Decoding ancestry-specific genetic risk: interpretable deep feature selection reveals prostate cancer SNP disparities in diverse populations.
- School of Computing, Southern Illinois University, Carbondale, IL, 62901, USA.
- Mechanical Engineering and Applied Mechanics, School of Engineering and Applied Science, University of Pennsylvania, Philadelphia, PA, 19104, USA.
- Department of Medicine, School of Medicine, Tulane University, New Orleans, LA, 70118, USA.
- Department of Computer Science, Xavier University of Louisiana, New Orleans, LA, 70125, USA.
- Department of Computer Science, Xavier University of Louisiana, New Orleans, LA, 70125, USA. kzhang@xula.edu.
BACKGROUND: The clinical potential of single nucleotide polymorphisms (SNPs) in prostate cancer (PCa) diagnosis has been extensively explored using conventional statistical and machine learning approaches. However, the predictive power and interpretability of these methods remain inadequate for clinical translation, primarily due to limited generalization across high-dimensional SNP datasets. This study addresses the contested diagnostic utility of SNPs by integrating interpretable feature selection with deep learning to enhance both classification performance and biological relevance.
METHODS: We propose an interpretable deep feature selection framework designed to enhance both the classification performance and biological relevance of SNP markers in distinguishing between benign and malignant prostate cancer samples. This study specifically investigates the debated diagnostic value of SNPs in PCa classification by integrating feature selection with deep learning to uncover actionable insights. Specifically, our framework comprises four key components: (1) Heuristic feature reduction, which eliminates irrelevant SNPs during gradient computation for training deep neural networks (DNNs); (2) Iterative SNP subset optimization, aiming at maximizing classification AUC during model training; (3) Gradient variance minimization, mitigating instability caused by limited sample sizes; and (4) Nonlinear interaction modeling, which extracts high-level SNP interactions through hierarchical representations.

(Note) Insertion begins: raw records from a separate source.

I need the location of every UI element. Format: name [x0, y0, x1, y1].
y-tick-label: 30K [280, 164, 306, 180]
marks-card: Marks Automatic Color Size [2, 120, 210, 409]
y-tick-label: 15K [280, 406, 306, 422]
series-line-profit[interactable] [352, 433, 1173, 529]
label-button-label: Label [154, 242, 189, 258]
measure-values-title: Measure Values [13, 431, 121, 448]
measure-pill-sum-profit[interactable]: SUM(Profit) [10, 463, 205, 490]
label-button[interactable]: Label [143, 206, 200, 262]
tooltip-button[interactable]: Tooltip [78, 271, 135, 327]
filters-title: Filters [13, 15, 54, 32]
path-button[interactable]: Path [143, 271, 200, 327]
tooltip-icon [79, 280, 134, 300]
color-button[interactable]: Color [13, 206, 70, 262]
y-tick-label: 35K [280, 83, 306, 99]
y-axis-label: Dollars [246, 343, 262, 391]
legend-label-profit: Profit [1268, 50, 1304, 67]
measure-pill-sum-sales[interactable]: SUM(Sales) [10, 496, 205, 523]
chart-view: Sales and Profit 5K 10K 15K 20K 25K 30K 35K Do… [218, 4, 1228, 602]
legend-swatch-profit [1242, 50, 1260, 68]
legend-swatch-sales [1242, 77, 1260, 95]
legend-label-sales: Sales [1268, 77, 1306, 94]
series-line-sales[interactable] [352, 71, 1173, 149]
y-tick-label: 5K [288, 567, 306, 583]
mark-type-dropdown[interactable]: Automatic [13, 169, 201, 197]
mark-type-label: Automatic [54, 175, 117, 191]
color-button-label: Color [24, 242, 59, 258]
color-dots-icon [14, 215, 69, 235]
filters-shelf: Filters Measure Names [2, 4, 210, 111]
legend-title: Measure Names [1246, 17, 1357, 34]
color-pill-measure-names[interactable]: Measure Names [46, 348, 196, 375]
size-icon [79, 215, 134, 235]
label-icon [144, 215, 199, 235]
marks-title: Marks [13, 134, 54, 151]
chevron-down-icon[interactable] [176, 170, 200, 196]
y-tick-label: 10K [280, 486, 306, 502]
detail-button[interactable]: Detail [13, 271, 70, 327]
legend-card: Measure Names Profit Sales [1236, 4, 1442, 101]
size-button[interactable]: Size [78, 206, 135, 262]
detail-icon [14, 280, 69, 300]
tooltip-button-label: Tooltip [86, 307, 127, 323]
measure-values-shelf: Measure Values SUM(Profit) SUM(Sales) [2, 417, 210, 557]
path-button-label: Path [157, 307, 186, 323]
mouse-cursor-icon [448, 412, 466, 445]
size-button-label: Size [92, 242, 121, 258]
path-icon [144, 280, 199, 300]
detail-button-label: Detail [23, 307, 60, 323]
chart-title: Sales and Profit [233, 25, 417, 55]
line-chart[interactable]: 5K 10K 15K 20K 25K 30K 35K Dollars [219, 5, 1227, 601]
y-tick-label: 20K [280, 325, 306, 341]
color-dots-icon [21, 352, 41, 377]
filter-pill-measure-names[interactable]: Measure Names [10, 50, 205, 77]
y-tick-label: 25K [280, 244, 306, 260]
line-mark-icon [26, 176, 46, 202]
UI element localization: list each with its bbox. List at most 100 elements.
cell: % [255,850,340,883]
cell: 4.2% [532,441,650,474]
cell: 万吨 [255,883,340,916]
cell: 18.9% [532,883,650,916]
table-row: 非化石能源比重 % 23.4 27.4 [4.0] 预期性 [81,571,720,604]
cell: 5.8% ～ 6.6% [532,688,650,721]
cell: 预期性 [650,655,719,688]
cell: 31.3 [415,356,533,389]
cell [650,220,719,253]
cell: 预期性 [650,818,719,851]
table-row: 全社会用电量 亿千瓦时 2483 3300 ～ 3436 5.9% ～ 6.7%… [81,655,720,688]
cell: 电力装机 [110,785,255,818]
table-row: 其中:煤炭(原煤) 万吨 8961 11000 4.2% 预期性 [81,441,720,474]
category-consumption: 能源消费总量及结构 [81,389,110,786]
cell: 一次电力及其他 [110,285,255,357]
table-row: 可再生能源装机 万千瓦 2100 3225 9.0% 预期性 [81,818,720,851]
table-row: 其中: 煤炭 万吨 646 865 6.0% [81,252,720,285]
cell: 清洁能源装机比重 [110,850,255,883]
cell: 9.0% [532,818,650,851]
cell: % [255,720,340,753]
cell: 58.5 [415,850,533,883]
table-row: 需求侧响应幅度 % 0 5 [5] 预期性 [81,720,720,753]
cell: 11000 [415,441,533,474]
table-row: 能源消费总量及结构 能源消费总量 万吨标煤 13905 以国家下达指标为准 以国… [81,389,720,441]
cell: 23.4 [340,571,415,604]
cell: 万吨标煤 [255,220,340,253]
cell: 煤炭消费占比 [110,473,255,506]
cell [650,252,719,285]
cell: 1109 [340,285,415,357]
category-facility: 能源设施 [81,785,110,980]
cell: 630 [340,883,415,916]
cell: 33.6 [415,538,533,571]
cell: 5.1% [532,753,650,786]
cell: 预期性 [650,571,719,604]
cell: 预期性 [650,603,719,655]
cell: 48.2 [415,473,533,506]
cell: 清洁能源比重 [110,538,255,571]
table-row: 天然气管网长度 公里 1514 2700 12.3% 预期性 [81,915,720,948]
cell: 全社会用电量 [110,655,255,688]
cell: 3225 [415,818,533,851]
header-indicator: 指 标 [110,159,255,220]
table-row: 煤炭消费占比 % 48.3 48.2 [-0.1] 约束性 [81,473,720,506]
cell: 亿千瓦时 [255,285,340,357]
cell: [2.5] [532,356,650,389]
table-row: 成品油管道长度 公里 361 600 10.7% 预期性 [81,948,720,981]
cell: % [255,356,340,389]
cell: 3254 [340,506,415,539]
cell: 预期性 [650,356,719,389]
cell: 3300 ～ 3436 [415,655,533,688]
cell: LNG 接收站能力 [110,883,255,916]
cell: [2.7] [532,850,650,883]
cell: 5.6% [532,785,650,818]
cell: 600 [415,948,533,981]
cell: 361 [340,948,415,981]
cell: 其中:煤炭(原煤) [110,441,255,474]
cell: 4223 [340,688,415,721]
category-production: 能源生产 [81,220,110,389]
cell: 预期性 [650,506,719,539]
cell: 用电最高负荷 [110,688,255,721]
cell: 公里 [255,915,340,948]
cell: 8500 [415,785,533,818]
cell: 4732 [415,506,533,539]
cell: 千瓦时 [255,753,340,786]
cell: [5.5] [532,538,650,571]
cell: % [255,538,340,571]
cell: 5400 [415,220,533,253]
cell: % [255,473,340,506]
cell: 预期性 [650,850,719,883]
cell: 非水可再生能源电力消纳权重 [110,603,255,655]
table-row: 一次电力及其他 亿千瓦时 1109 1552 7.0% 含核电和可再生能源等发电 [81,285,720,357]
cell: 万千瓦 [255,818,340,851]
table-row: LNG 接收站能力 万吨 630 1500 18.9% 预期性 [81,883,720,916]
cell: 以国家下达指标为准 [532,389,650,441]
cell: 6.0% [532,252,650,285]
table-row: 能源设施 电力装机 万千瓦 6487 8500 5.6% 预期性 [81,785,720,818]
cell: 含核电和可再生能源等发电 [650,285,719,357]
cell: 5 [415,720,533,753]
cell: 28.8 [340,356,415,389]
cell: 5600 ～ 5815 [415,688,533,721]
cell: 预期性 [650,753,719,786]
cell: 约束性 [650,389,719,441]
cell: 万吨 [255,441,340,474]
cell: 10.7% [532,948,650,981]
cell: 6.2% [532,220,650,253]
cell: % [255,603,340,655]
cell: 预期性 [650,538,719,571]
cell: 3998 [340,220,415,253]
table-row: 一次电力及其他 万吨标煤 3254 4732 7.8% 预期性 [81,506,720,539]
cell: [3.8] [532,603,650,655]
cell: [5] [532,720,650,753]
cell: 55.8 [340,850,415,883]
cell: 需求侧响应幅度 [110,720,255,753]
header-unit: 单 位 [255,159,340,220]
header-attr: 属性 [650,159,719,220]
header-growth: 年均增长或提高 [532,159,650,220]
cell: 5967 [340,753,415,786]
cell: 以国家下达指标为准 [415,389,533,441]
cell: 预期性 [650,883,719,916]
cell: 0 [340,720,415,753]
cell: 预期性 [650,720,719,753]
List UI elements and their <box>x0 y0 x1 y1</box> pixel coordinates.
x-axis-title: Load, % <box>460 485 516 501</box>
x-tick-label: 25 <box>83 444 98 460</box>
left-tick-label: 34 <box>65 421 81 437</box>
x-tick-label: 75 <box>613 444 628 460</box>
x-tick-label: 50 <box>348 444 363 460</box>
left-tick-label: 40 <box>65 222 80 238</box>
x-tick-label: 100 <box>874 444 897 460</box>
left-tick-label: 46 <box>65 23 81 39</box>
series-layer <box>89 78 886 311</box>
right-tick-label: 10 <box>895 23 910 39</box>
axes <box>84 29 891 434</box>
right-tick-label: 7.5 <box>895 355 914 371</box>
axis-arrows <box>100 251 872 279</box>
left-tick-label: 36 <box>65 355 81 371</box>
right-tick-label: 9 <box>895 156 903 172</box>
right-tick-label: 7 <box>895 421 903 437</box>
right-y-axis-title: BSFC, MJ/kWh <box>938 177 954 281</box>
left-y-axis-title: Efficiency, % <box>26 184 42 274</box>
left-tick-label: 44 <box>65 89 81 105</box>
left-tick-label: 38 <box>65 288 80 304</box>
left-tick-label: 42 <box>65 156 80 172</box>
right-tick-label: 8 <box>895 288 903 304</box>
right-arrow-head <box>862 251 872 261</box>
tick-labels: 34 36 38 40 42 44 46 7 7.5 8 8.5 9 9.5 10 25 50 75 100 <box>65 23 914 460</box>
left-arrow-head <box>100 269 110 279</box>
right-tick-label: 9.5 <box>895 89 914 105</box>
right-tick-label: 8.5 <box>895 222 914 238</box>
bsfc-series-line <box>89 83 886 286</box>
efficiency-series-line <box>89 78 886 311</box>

RESULTS: Evaluated on the PLCO, BPC3, and MEC-AA datasets, our method achieved mean AUC scores of 0.747, 0.751, and 0.559, respectively, demonstrating statistically significant improvements (p < 0.05, a paired t-test) over existing approaches. Notably, the lower AUC for MEC-AA may reflect inherent population-specific complexities, as this dataset focuses on African American men, a group historically underrepresented in genomic studies. For interpretability, our framework identified 345, 373, and 437 consensus SNP markers across the PLCO, BPC3, and MEC-AA cohorts, respectively. Key SNPs were further validated against prior research on PCa racial disparities: rs10086908 and rs2273669 (PLCO); rs12284087, rs902774, rs9364554, and rs7611694 (BPC3); and rs3123078 and rs1447295 (MEC-AA) exhibited strong concordance with established loci linked to ethnic-specific risk profiles. For instance, rs1447295 on chromosome 8q24, recurrently associated with African ancestry, underscores the method's ability to recover population-relevant variants.
CONCLUSION: By synergizing interpretable feature selection with deep learning, this work advances the translation of SNP-based biomarkers into clinically actionable tools while clarifying their contested diagnostic role in PCa.